Reviewed by GREG KING
Director: Andrew Jay Cohen
Stars: Will Ferrell, Amy Poehler, Jason Mantzoukas, Ryan Simpkins, Nick Kroll, Rob Heubel, Jeremy Renner, Cedric Yarbrough, Kyle Kinane, Lennon Parham, Michaela Watkins .
One of the truisms of gambling says that the house always wins. However, with this supposed comedy about an ordinary family that set up an illegal underground casino in the leafy streets of suburbia, it is the audience who are the losers. Let’s face it – when was the last time Will Ferrell made a decent movie? Recent films like Get Hard, Daddy’s Home and even Zoolander 2 have been bland, grating, disappointing and largely unfunny efforts. He seems to have lost that unpredictable and edgy quality and now mainly does the same familiar shtick in every movie he makes. He seems to be stuck in a rut, playing the everyman who makes some bad decisions, and the characters he plays are virtually interchangeable in every movie. And they are not terribly funny!
Here he teams up with Amy Poehler, a gifted comedian in her own right with her work on SNL and her collaborations with Tina Fey. The pair play Scott and Kate Johansen, a middle-class couple who are happy when their daughter Alex (Ryan Simpkins) is accepted into the college of her choice. But when the scholarship they were counting on to help pay the tuition fees is suddenly cancelled they find themselves in a financial bind. Desperate to find the money to send Alex to college they accept an offer from their gambling addict neighbour and friend Frank (Jason Mantzoukas, from Dirty Grandpa, etc) to go to Vegas and win their fortune.
But when things do not go according to plan, Frank comes up with an even more bizarre idea. They transform his basement into an illegal casino. The get rich quick scheme is successful and soon the money is rolling in. But with their sudden wealth they also begin to change their personalities drastically. Soon they arouse the suspicions of corrupt local councilor (Nick Kroll) and the hapless policeman (Rob Huebel, recently seen in the big screen version of Baywatch, etc), who makes Don Knott’s Barney Fyfe seem like a Mensa graduate by comparison. They also attract the attention of a gangster (Jeremy Renner), who tries to muscle in on their action.
The House is a comedic riff on Martin Scorsese’s Casino, but is only moderately successful. The director is Andrew Jay Cohen, a writer making his feature film debut here. Cohen co-wrote the script with Brendan O’Brien, his regular collaborator on films like Bad Neighbours and the awful Mike And Dave Need Wedding Dates, etc, but this is only fitfully funny, and tonally uneven. There was an opportunity for the filmmakers to satirise the American ethos of greed and materialism here, but sadly the opportunity is lost.

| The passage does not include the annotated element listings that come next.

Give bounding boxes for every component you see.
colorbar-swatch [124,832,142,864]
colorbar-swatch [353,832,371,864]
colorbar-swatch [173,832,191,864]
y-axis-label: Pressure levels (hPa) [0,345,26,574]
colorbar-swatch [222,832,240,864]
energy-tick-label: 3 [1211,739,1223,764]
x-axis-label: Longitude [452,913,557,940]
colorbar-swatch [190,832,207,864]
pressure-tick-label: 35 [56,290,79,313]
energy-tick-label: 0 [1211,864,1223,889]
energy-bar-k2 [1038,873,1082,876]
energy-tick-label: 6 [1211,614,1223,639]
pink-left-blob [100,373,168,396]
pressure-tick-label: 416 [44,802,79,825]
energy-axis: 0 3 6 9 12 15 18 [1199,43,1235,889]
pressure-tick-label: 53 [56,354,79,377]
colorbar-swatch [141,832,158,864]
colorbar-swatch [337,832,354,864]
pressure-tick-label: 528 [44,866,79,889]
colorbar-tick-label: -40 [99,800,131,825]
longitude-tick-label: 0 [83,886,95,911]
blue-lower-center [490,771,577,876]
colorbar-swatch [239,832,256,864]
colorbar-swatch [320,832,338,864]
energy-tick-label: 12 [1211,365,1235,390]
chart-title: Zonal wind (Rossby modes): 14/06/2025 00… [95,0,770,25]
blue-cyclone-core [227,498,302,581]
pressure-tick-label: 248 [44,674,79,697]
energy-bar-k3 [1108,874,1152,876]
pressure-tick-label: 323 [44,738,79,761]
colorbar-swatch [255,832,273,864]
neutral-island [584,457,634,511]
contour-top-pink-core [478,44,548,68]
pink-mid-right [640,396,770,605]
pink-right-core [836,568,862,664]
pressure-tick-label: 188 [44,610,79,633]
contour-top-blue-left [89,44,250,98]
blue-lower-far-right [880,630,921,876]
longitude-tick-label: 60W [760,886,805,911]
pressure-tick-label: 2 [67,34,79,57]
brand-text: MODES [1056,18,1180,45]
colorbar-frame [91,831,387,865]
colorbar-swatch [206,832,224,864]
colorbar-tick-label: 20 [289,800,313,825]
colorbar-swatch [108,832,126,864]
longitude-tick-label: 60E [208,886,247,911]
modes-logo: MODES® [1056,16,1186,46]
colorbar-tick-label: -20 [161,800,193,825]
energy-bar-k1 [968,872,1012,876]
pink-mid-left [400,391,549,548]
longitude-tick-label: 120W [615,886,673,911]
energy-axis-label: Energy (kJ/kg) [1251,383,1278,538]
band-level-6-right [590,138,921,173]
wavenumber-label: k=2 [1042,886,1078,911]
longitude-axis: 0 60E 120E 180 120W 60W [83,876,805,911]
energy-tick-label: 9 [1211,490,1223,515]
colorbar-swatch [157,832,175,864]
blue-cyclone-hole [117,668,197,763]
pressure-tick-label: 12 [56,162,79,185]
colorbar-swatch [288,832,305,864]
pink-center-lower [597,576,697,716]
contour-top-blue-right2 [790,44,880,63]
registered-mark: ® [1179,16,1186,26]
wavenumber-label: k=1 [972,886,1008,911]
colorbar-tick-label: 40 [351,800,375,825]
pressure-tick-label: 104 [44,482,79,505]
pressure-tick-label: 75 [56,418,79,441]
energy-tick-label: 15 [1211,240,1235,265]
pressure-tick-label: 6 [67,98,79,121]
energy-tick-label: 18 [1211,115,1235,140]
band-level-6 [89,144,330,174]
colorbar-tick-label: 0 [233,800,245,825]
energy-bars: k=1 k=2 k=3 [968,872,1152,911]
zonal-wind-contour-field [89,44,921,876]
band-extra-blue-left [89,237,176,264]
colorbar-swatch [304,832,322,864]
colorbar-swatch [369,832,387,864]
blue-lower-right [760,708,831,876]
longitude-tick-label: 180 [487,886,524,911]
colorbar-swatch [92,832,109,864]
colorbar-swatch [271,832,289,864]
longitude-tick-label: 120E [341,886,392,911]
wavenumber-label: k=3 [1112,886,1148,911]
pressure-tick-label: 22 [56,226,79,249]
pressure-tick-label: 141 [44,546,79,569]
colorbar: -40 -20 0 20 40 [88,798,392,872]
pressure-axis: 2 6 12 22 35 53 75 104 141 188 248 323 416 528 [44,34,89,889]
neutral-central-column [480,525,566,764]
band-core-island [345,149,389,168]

There is some physical comedy here with a brutal fight night and the trio being forced to deal with the odd cheat, but these scenes also have a rather nasty undertone. Cohen keeps up a frenetic pace throughout, but unfortunately there is a paucity of genuinely funny moments. Many of the gags are telegraphed.
The third act of the film itself becomes too farfetched, and pushes the material in a different direction to the original intention.
Ferrell and Poehler desperately try to wring laughs out of the patchy script. Renner seems distinctly uncomfortable with his small role here. Mantzoukas is arguably the best thing here as the desperate loser Frank, whose wife has left him because of his addictions to both gambling and on-line pornography. Cedric Yarbrough, Kyle Kinane, Lennon Parham and Michaela Watkins play some of the Johansen’s eccentric neighbours who frequent the illegal casino. Outtakes during the end credits show that they seemed to have a lot of fun shooting the film, but very little of this fun has reached the screen. And, as is increasingly common nowadays, it seems that most of the best gags have been shown in the trailer, so there are few surprises.
There has been a dearth of genuinely funny screen comedies this year, and The House is another disappointment. The fact that the distributor didn’t show it to media in advance of its release was warning enough about its lack of quality. This is like a craps shoot – you roll the dice and take your chance.